ユウジさんの特殊スキルは幻術系なのだろうか。
「それは良かったです。あの…フードを被った不審な人物を見たかっていう質問がよく分からないんですが…」
「いや〜あれは気にしないでください!こっちの話なんです。」
気にしないでくれと言われると逆に気になるのが人間。
詳しく聞きたかったが連盟にも教えたくないことがあるんだろうと思い、切り出すのをやめた。

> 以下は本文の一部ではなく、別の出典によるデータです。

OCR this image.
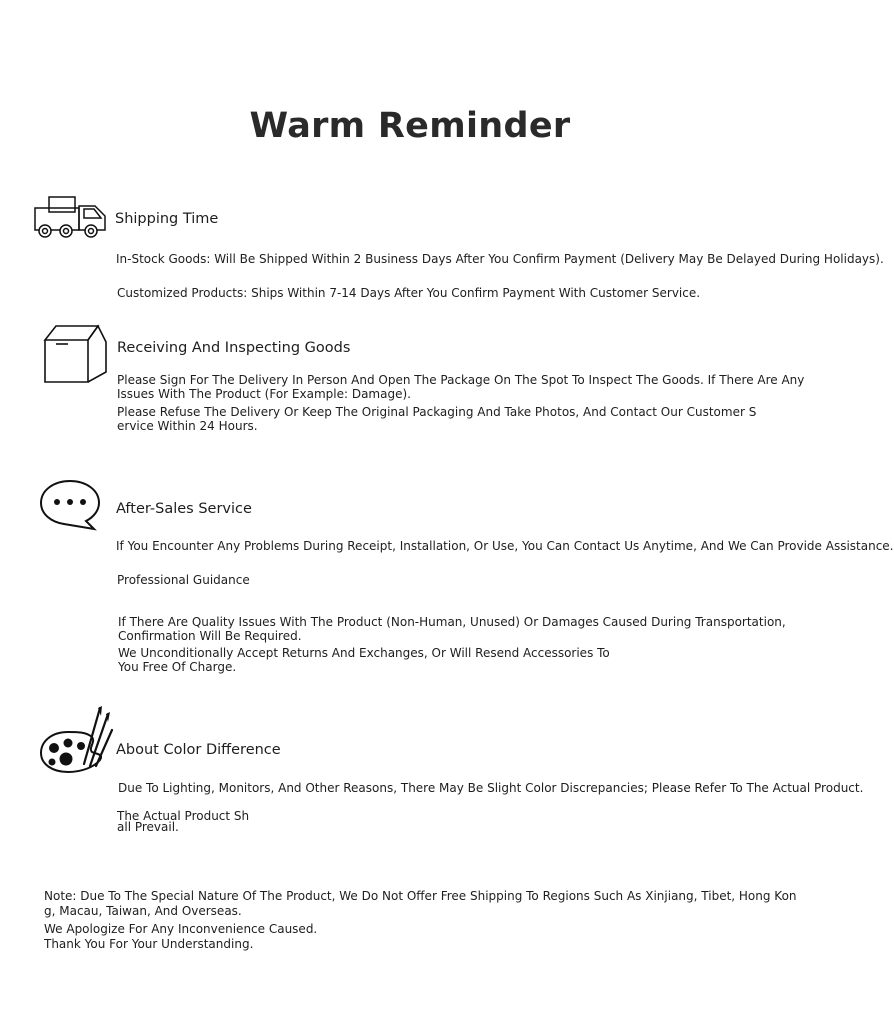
Warm Reminder
Shipping Time
In-Stock Goods: Will Be Shipped Within 2 Business Days After You Confirm Payment (Delivery May Be Delayed During Holidays).
Customized Products: Ships Within 7-14 Days After You Confirm Payment With Customer Service.
Receiving And Inspecting Goods
Please Sign For The Delivery In Person And Open The Package On The Spot To Inspect The Goods. If There Are Any
Issues With The Product (For Example: Damage).
Please Refuse The Delivery Or Keep The Original Packaging And Take Photos, And Contact Our Customer S
ervice Within 24 Hours.
After-Sales Service
If You Encounter Any Problems During Receipt, Installation, Or Use, You Can Contact Us Anytime, And We Can Provide Assistance.
Professional Guidance
If There Are Quality Issues With The Product (Non-Human, Unused) Or Damages Caused During Transportation,
Confirmation Will Be Required.
We Unconditionally Accept Returns And Exchanges, Or Will Resend Accessories To
You Free Of Charge.
About Color Difference
Due To Lighting, Monitors, And Other Reasons, There May Be Slight Color Discrepancies; Please Refer To The Actual Product.
The Actual Product Sh
all Prevail.
Note: Due To The Special Nature Of The Product, We Do Not Offer Free Shipping To Regions Such As Xinjiang, Tibet, Hong Kon
g, Macau, Taiwan, And Overseas.
We Apologize For Any Inconvenience Caused.
Thank You For Your Understanding.
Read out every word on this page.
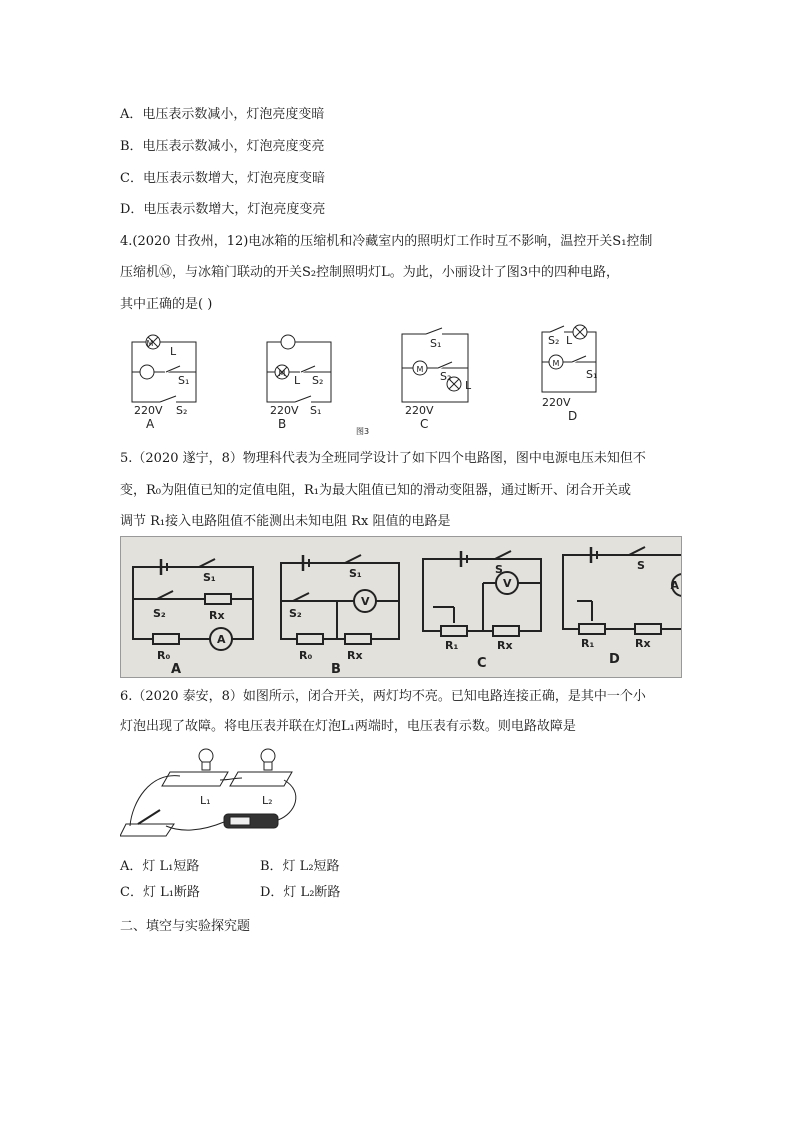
A．电压表示数减小，灯泡亮度变暗
B．电压表示数减小，灯泡亮度变亮
C．电压表示数增大，灯泡亮度变暗
D．电压表示数增大，灯泡亮度变亮
4.(2020 甘孜州，12)电冰箱的压缩机和冷藏室内的照明灯工作时互不影响，温控开关S₁控制
压缩机Ⓜ，与冰箱门联动的开关S₂控制照明灯L。为此，小丽设计了图3中的四种电路，
其中正确的是( )
M
L
S₁
S₂
220V
A
M
L S₂
S₁
220V
B
M
S₁
S₂
L
220V
C
M
S₂ L
S₁
220V
D
图3
5.（2020 遂宁，8）物理科代表为全班同学设计了如下四个电路图，图中电源电压未知但不
变，R₀为阻值已知的定值电阻，R₁为最大阻值已知的滑动变阻器，通过断开、闭合开关或
调节 R₁接入电路阻值不能测出未知电阻 Rx 阻值的电路是
S₁
S₂	Rx
R₀
A
A
S₁
S₂
V
R₀	Rx
B
S
V
R₁	Rx
C
S
A
R₁	Rx
D
6.（2020 泰安，8）如图所示，闭合开关，两灯均不亮。已知电路连接正确，是其中一个小
灯泡出现了故障。将电压表并联在灯泡L₁两端时，电压表有示数。则电路故障是
L₁	L₂
A．灯 L₁短路	B．灯 L₂短路
C．灯 L₁断路	D．灯 L₂断路
二、填空与实验探究题
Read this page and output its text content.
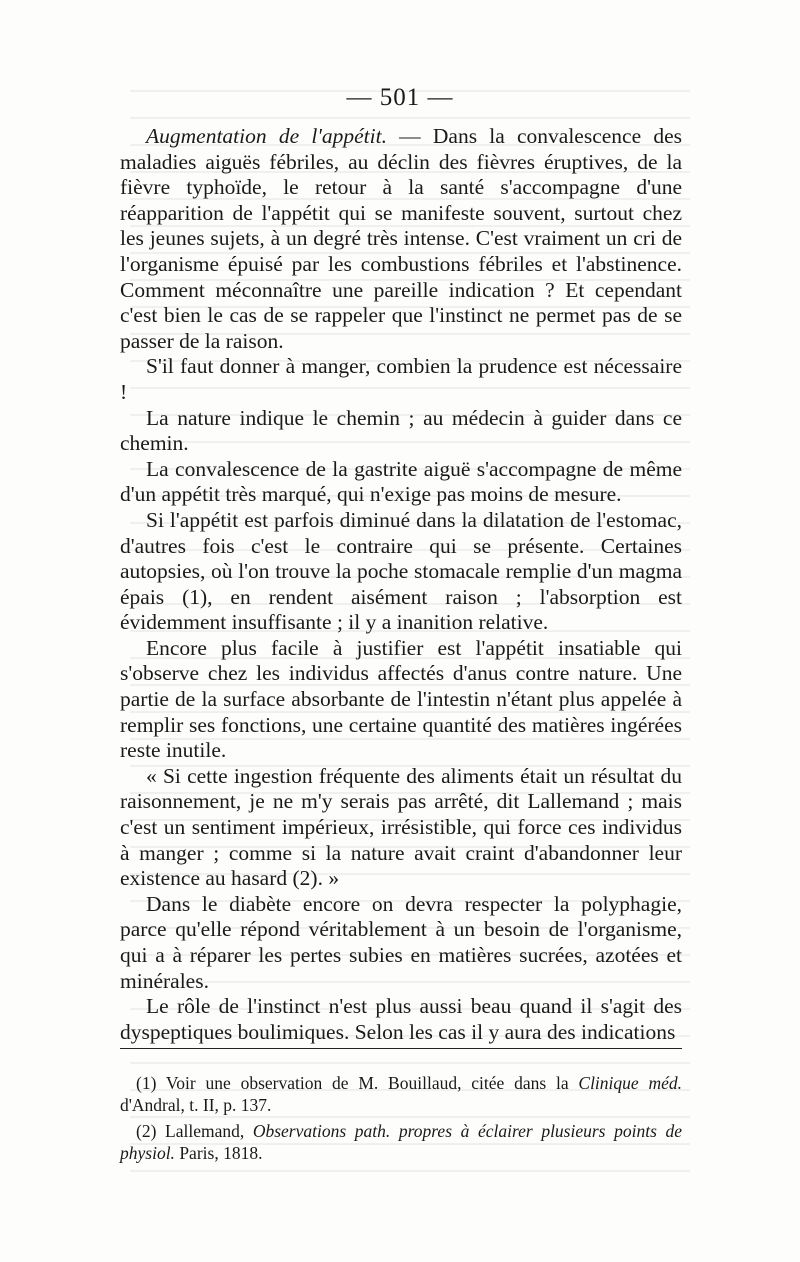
— 501 —

Augmentation de l'appétit. — Dans la convalescence des maladies aiguës fébriles, au déclin des fièvres éruptives, de la fièvre typhoïde, le retour à la santé s'accompagne d'une réapparition de l'appétit qui se manifeste souvent, surtout chez les jeunes sujets, à un degré très intense. C'est vraiment un cri de l'organisme épuisé par les combustions fébriles et l'abstinence. Comment méconnaître une pareille indication ? Et cependant c'est bien le cas de se rappeler que l'instinct ne permet pas de se passer de la raison.

S'il faut donner à manger, combien la prudence est nécessaire !

La nature indique le chemin ; au médecin à guider dans ce chemin.

La convalescence de la gastrite aiguë s'accompagne de même d'un appétit très marqué, qui n'exige pas moins de mesure.

Si l'appétit est parfois diminué dans la dilatation de l'estomac, d'autres fois c'est le contraire qui se présente. Certaines autopsies, où l'on trouve la poche stomacale remplie d'un magma épais (1), en rendent aisément raison ; l'absorption est évidemment insuffisante ; il y a inanition relative.

Encore plus facile à justifier est l'appétit insatiable qui s'observe chez les individus affectés d'anus contre nature. Une partie de la surface absorbante de l'intestin n'étant plus appelée à remplir ses fonctions, une certaine quantité des matières ingérées reste inutile.

« Si cette ingestion fréquente des aliments était un résultat du raisonnement, je ne m'y serais pas arrêté, dit Lallemand ; mais c'est un sentiment impérieux, irrésistible, qui force ces individus à manger ; comme si la nature avait craint d'abandonner leur existence au hasard (2). »

Dans le diabète encore on devra respecter la polyphagie, parce qu'elle répond véritablement à un besoin de l'organisme, qui a à réparer les pertes subies en matières sucrées, azotées et minérales.

Le rôle de l'instinct n'est plus aussi beau quand il s'agit des dyspeptiques boulimiques. Selon les cas il y aura des indications

(1) Voir une observation de M. Bouillaud, citée dans la Clinique méd. d'Andral, t. II, p. 137.

(2) Lallemand, Observations path. propres à éclairer plusieurs points de physiol. Paris, 1818.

「それと行方不明者を見つけ出してくださりありがとうございました。このゴブリンパラダイスは比較的危険度が低いので殉職者は滅多に出ることはないんです。ただここ最近いなくなる人が多くて…もしかしたらその人達はギャングの被害にあっていたのかもしれません。感謝申し上げます。」
深々と頭を下げてくれた。
「そんな頭をあげてください!僕が見つけれたのも本当に偶然で…あの、僕からも一ついいでしょうか?今、坂井ミホさんはいらっしゃいます?」
「彼女は今日もう帰ったと思いますが…あ〜そういえば坂井さんが地図を渡し忘れたのもあなたでしたね。その件についても大変失礼しました。以後このようなことがないように教育していくつもりです。」
再度、深々と頭を下げてくれた。
「あの大変申し上げにくいのですが、その件はたぶん僕以外にも被害者がいるかと…」
ユウジさんの顔がなんですと!と言わんばかりに驚きを見せている。
「ど、どういうことでしょうか?」
「どうやら行方不明になっていたマイさん、実は彼女も地図を持っていなかったらしいんです。受付をしてくれた人をたまたま覚えていて名前を聞くとミホさんだということが分かりました。」
ユウジさんの顔から血の気が消える。
消えたと思ったら今度はみるみる赤くなっていった。
慌てて立ち上がり、デスクの上にある固定電話で声を荒げながら話している。
「すぐ彼女を呼び戻せ!!あぁ?パワハラだ?今はそんなこと言っとる場合かぁ!!」
優しい人を怒らせると怖いっていうのは本当だな。